The Canadian Imperial Bank of Commerce has announced:
that it intends to seek to have its non-cumulative Class A preferred shares, Series 26, 27 and 29 (the Convertible Preferred Shares) treated as non-viability contingent capital (NVCC) for the purposes of determining regulatory capital under Basel III.
The Office of the Superintendent of Financial Institutions (OSFI) has indicated that it is not aware of a factual basis that would question the compliance of the Convertible Preferred Shares with the principles specified in OSFI’s draft advisory on NVCC published in February 2011 (the NVCC Advisory), provided that:
- (i) CIBC irrevocably renounces its rights to convert the Convertible Preferred Shares into CIBC common shares by way of a deed poll except in circumstances that would be a “Trigger Event” as described in the NVCC Advisory; and
- (ii) CIBC provides an undertaking to OSFI that CIBC will immediately exercise its rights to convert each of the Convertible Preferred Shares into CIBC common shares upon the occurrence of a Trigger Event.
OSFI has indicated that certain features of the Convertible Preferred Shares will not be acceptable terms and conditions for future instruments to be considered NVCC.
CIBC intends to seek formal confirmation from OSFI regarding the capital treatment of the Convertible Preferred Shares after OSFI finalizes the NVCC Advisory. These actions do not restrict CIBC’s existing redemption rights under the terms of the Convertible Preferred Shares.
By renouncing CIBC’s conversion rights except upon the occurrence of a Trigger Event, the Convertible Preferred Shares will continue to not be dilutive to earnings per share following the adoption of International Financial Reporting Standards (IFRS) commencing November 1, 2012 nor for the portion of the IFRS comparative year ending October 31, 2011 that is subsequent to the renunciation date.

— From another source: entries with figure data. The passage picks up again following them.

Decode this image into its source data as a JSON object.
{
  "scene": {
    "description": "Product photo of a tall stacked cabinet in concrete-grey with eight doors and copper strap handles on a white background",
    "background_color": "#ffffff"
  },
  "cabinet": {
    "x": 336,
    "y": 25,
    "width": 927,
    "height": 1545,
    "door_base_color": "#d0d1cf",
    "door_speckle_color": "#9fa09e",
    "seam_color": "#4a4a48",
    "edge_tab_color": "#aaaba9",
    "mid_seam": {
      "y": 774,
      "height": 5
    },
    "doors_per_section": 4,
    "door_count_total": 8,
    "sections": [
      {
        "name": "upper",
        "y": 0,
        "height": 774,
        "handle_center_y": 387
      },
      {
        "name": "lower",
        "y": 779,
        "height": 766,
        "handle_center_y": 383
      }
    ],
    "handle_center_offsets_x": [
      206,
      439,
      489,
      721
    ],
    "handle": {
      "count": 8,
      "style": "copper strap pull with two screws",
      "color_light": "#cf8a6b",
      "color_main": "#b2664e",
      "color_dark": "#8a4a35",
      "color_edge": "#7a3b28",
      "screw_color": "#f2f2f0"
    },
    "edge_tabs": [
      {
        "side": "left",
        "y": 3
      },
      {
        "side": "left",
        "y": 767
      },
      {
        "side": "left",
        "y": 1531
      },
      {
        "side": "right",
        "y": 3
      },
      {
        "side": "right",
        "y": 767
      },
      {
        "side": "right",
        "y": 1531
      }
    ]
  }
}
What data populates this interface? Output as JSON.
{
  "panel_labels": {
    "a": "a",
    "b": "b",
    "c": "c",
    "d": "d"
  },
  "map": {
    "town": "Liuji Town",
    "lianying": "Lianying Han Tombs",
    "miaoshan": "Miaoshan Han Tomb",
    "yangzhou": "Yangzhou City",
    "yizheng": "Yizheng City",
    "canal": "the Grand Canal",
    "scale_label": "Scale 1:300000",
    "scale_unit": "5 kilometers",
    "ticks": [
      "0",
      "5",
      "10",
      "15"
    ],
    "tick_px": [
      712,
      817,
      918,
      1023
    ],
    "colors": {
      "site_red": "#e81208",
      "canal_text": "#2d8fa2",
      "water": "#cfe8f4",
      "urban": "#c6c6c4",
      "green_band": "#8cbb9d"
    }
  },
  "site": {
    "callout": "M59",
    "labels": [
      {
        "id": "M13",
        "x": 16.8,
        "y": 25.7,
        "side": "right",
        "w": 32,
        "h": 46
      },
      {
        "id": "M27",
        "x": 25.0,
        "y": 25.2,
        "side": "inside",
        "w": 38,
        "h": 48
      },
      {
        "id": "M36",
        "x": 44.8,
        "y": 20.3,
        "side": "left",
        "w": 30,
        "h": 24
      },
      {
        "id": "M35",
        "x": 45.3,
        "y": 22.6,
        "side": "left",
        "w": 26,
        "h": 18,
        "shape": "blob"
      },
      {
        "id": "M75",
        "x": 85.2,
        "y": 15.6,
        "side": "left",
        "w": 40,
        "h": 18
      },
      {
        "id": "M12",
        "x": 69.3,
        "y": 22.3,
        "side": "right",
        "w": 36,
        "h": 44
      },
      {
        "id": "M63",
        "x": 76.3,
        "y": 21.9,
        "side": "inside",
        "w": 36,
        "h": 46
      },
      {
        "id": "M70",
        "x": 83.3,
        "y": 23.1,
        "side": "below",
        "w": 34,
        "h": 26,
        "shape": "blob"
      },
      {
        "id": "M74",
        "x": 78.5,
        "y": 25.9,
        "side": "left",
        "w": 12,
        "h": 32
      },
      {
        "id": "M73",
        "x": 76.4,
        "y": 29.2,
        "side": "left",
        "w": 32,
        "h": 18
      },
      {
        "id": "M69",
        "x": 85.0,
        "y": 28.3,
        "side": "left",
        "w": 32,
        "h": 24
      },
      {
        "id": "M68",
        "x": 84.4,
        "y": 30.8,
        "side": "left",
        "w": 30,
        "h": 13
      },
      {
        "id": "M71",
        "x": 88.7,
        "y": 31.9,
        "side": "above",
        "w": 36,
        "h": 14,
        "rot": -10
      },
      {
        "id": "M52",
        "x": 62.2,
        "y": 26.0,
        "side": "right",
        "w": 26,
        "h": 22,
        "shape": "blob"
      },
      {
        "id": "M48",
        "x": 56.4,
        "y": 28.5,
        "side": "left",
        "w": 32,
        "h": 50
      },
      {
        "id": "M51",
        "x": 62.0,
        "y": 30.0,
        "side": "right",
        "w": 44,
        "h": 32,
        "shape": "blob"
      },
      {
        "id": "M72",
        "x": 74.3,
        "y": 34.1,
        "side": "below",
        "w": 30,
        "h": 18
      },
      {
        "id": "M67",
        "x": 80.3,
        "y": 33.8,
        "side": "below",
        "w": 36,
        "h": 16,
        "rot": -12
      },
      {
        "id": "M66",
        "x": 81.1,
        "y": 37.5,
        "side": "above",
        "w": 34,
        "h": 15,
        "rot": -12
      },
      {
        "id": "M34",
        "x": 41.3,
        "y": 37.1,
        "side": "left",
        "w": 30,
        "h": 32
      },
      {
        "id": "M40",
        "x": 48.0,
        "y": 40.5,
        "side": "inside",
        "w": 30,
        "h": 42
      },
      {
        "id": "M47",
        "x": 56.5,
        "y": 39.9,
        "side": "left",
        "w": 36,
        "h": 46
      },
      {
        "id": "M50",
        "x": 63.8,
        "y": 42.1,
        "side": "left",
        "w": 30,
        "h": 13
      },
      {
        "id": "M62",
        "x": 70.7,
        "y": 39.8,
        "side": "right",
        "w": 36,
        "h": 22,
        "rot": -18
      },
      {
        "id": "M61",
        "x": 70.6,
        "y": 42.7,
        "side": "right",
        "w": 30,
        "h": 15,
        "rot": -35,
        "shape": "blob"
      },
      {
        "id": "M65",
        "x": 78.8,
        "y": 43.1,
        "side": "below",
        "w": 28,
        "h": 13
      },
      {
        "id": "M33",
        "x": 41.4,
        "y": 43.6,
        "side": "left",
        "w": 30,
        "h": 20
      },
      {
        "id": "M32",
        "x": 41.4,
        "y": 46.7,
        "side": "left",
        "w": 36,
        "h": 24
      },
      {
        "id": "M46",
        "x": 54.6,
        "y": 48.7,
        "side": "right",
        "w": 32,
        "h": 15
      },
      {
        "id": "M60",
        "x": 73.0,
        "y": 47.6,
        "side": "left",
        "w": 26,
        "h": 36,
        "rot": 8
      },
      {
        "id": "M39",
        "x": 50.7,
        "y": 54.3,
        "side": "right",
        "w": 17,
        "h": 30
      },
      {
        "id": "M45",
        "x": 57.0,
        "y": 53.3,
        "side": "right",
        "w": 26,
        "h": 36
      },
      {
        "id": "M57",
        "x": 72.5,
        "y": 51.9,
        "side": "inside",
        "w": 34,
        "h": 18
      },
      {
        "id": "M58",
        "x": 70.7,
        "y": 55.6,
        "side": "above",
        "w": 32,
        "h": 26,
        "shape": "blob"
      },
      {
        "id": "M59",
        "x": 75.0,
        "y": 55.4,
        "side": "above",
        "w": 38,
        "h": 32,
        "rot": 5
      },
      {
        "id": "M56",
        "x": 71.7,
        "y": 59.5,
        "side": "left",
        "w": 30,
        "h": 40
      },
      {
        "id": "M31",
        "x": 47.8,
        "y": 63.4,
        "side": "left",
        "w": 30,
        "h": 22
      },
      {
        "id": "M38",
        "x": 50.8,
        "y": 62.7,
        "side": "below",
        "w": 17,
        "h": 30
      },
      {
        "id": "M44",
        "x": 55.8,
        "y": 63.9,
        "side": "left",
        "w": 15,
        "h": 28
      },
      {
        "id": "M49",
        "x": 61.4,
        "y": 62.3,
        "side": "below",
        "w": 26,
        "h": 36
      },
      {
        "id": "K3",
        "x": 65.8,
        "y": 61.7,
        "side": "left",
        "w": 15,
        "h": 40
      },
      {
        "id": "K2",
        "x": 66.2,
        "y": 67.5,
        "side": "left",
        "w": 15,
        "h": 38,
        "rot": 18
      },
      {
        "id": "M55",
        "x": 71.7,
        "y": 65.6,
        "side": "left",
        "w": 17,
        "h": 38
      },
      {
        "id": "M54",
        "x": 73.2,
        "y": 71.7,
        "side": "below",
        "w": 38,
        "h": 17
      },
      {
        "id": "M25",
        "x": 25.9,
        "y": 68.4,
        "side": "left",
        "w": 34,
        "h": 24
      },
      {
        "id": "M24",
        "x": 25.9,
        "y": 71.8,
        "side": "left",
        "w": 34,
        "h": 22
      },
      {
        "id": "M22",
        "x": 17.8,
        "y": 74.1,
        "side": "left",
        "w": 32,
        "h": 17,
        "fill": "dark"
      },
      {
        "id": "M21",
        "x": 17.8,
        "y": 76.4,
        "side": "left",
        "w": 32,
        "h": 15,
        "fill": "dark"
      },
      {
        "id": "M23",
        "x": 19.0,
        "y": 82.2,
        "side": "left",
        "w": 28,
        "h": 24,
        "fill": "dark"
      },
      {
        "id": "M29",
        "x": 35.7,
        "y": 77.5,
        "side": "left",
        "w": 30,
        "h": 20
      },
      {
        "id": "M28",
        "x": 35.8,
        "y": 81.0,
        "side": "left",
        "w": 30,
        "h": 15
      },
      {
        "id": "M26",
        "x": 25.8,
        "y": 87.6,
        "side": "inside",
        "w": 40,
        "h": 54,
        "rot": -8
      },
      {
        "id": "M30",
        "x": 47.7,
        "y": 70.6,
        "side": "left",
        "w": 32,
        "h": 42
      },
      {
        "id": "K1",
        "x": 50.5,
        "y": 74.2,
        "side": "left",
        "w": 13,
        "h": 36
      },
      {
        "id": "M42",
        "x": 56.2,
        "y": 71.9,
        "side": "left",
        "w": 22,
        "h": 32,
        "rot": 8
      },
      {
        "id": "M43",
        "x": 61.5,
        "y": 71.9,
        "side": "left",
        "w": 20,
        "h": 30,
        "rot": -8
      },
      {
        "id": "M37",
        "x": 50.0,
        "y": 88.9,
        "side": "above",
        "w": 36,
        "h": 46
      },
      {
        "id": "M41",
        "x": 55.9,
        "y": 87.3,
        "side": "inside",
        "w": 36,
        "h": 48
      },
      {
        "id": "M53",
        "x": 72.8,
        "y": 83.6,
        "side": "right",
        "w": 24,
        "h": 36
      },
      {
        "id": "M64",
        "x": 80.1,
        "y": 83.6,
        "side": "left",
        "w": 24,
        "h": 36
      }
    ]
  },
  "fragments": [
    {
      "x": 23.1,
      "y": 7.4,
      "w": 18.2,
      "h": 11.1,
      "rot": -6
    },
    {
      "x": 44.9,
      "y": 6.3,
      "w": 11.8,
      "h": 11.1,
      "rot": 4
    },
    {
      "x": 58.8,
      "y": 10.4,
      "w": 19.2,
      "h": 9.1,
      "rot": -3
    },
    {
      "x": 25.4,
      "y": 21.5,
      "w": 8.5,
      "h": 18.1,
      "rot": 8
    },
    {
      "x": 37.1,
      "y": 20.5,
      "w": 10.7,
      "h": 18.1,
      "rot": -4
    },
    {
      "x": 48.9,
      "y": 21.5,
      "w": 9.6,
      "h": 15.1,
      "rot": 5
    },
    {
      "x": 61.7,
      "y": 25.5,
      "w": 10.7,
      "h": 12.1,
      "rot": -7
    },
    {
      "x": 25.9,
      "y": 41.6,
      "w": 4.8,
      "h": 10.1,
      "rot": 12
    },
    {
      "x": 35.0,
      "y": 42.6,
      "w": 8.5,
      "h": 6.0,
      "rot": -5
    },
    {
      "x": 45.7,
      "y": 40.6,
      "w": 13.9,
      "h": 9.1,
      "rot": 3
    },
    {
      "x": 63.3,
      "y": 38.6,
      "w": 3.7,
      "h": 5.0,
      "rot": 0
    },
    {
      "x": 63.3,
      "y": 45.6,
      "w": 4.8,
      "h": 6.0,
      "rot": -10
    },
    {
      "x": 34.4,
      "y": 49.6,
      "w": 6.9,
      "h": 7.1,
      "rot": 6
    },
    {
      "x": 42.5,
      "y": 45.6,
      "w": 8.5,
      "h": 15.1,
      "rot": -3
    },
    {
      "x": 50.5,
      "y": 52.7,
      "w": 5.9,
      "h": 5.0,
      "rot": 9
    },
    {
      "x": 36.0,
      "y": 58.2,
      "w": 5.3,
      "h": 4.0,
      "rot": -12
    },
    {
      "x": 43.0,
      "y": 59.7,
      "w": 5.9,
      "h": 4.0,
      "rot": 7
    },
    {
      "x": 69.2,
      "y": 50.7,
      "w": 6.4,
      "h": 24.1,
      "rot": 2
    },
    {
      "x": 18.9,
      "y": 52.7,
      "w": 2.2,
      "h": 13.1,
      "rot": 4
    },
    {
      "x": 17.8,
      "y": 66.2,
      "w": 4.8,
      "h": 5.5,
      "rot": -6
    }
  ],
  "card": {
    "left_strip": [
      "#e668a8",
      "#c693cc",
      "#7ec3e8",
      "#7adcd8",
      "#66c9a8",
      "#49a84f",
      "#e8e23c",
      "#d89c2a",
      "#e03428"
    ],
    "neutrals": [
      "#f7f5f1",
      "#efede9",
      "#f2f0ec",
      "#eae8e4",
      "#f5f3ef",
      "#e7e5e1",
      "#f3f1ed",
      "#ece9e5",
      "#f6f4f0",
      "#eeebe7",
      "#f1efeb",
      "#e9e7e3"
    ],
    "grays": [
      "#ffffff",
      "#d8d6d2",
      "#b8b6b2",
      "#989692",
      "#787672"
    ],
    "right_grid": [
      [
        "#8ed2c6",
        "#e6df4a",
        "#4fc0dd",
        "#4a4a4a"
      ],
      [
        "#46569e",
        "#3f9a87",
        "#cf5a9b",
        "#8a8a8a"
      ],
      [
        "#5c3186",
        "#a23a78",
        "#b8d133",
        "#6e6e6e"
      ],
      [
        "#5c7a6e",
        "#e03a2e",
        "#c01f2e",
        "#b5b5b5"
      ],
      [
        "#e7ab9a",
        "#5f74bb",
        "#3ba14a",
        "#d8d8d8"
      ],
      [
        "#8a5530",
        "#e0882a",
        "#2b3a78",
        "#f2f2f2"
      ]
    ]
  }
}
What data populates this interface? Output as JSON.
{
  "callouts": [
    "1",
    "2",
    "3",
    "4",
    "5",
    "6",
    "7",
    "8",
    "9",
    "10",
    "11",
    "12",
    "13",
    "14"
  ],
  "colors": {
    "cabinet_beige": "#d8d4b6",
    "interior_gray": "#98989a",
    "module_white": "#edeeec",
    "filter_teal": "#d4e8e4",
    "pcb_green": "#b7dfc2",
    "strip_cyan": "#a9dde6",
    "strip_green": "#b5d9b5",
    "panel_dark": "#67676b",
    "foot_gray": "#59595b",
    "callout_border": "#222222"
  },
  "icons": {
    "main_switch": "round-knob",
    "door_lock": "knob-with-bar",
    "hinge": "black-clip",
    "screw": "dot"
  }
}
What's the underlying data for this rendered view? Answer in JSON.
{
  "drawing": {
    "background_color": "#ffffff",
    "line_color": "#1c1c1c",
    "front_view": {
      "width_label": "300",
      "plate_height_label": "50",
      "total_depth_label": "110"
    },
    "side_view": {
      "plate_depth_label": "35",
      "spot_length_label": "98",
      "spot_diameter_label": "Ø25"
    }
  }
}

“NVCC Status”, as defined in the OSFI draft advisory, was discussed on PrefBlog in the post OSFI Releases Contingent Capital Draft Advisory. This change, if enacted, will mean these issues will no longer be considered DeemedRetractibles and require a re-think of the issues considered to be members of this group.
This plan is made possible by prospectus language that states, in the case of CM.PR.D:
The Series 26 Shares will not be convertible at the option of CIBC prior to April 30, 2008. On or after this date, CIBC may, subject to the approval, if required, of the stock exchanges upon which any shares of CIBC are listed, convert all, or from time to time any part, of the outstanding Series 26 Shares to be converted into that number of freely-tradeable Common Shares determined (per Series 26 Share) by dividing the then applicable redemption price per Series 26 Share, together with declared and unpaid dividends to the date fixed for conversion, by the greater of $2.00 and 95% of the weighted average trading price of the Common Shares on the TSX for the 20 trading days ending on: (i) the fourth day prior to the date specified for conversion, or (ii) if such fourth day is not a trading day, the last trading day prior to such fourth day. Fractional Common Shares will not be issued on any conversion of Series 26 Shares but in lieu thereof CIBC will make cash payments.
Update, 2011-12-17: Other issues with similar prospectus provisions entitling them to make a similar application are ELF.PR.G, ELF.PR.F, RY.PR.W, TD.PR.M and TD.PR.N.